Shielded windows, locked restaurants, and all office towers are empty … Ten months after the spread of the Corona epidemic, which turned famous business centers in New York into ghost towns, companies are wondering how to return their employees to their offices.
“If they don’t come back, we’re going to drown,” said Kenneth McClell, vice president of Hospitality Holdings, whose Midtown restaurant is usually packed with businessmen who come to discuss financial deals at lunch or a cup at work.
Threat to economic neighborhoods
His group closed six restaurants and bars in Manhattan, including two permanently, indicating the threat hanging over these neighborhoods, which were a symbol of American economic vitality and a model for New York, as well as yellow taxis or Broadway theaters.”The customers we’d seen three, four or five times a week have simply disappeared” since last March, when New York faced the first wave of the pandemic, McCleur added. More than 26,000 people have died from the virus in the US economic capital so far.
According to Castle Systems, the company specializing in office security, only 14 percent of the more than one million New Yorkers employed were working from their offices in mid-January, threatening the fate of many snack suppliers and convenience stores in Midtown or Wall Street. .
But with the arrival of vaccines against Corona, companies are looking for ways to encourage their employees to return.
About 80% of employees polled thought in a study published this month by the company, “PwC” that working remotely is a good thing. But 87% considered their office important to work as a team and create relationships – aspects of work in which video communication is less effective.
Change the perception of workplaces
“A large majority say they prefer a hybrid system, with two or three days of work from home and two or three from the office,” says Denise Caglar, who contributed to the PwC study.
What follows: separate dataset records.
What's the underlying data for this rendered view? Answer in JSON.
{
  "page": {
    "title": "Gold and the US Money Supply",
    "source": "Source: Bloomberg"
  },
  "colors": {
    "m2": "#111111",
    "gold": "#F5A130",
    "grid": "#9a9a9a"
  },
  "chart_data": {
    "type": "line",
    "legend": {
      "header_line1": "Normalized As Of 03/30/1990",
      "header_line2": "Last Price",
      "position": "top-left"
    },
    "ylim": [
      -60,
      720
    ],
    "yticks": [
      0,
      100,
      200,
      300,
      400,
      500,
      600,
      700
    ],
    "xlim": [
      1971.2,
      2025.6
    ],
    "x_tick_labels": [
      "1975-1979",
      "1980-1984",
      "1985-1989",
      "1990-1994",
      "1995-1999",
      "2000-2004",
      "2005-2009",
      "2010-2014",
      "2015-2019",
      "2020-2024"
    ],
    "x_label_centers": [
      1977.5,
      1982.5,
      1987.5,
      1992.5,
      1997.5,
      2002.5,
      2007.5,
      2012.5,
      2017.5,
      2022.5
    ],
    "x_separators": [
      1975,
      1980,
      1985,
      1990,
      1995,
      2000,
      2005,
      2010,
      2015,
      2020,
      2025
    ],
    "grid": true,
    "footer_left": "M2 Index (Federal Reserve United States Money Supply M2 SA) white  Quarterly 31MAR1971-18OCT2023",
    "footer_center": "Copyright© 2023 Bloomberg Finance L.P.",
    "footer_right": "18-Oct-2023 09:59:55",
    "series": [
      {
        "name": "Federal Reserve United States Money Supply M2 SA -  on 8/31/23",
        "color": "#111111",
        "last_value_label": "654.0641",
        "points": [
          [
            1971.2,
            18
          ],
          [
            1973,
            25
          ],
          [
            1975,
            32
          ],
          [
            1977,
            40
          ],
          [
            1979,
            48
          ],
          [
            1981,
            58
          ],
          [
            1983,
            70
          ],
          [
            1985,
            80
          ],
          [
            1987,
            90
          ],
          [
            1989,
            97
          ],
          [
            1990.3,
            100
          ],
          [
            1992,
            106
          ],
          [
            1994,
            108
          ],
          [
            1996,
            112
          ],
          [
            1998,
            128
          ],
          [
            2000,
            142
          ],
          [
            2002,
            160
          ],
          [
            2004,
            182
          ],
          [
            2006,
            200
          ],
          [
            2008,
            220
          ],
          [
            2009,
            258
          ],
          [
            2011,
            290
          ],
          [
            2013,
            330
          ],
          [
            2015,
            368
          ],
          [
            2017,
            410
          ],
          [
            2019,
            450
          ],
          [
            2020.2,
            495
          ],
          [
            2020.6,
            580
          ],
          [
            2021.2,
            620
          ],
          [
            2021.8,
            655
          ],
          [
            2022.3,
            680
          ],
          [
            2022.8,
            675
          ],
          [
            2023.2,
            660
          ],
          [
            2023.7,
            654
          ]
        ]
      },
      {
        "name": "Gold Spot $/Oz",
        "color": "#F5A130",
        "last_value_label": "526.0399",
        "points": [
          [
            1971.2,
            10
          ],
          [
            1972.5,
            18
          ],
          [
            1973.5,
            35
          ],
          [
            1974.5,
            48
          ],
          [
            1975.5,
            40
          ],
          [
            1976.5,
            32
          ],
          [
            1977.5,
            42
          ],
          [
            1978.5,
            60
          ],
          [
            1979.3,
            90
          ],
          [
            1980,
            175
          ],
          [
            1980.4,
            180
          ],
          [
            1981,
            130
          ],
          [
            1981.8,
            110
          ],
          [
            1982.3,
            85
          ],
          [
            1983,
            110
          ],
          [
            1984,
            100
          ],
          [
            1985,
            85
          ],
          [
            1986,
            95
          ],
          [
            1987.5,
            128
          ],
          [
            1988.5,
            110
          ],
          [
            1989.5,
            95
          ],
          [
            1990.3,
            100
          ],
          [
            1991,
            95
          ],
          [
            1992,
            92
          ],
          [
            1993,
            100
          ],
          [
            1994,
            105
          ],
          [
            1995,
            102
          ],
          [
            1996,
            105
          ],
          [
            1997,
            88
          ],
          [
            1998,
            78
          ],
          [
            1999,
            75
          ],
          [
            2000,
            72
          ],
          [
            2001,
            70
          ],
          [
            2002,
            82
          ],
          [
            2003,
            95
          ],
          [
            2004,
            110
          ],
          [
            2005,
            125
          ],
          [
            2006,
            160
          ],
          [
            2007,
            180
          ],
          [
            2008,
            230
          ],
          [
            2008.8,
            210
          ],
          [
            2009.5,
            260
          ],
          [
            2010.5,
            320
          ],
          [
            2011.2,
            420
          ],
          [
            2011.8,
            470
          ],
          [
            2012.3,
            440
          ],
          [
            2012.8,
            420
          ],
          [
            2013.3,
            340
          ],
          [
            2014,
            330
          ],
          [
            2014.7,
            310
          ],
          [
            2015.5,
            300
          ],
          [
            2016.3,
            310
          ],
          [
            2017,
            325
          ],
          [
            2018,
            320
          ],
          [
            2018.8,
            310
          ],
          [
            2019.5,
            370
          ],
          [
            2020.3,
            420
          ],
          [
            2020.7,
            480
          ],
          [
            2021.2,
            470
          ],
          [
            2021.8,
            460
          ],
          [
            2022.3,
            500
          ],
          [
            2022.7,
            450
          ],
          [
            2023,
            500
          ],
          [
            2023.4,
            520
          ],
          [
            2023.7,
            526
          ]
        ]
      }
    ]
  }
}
Specialists in this sector consider that companies will have to change the concept of workplaces, and not be anymore just a place to sit in front of a computer screen or make phone calls, as was the case in the past, but rather encourage friendships between colleagues and creativity.This means improving the décor and creating larger meeting rooms, balconies, places outside for chatting, and offices that can be shared according to working hours.
“The workplace should be like a theater, with different decor for different scenes,” says David Smith, author of a study on the future of workplaces for “Cushman & Wakefield”, one of the giant companies in commercial real estate.
And offices in the future may include gymnasiums, cafes, places to wash clothes or other services that make coming to the office “worthwhile”, thus accelerating the trend that began before the epidemic.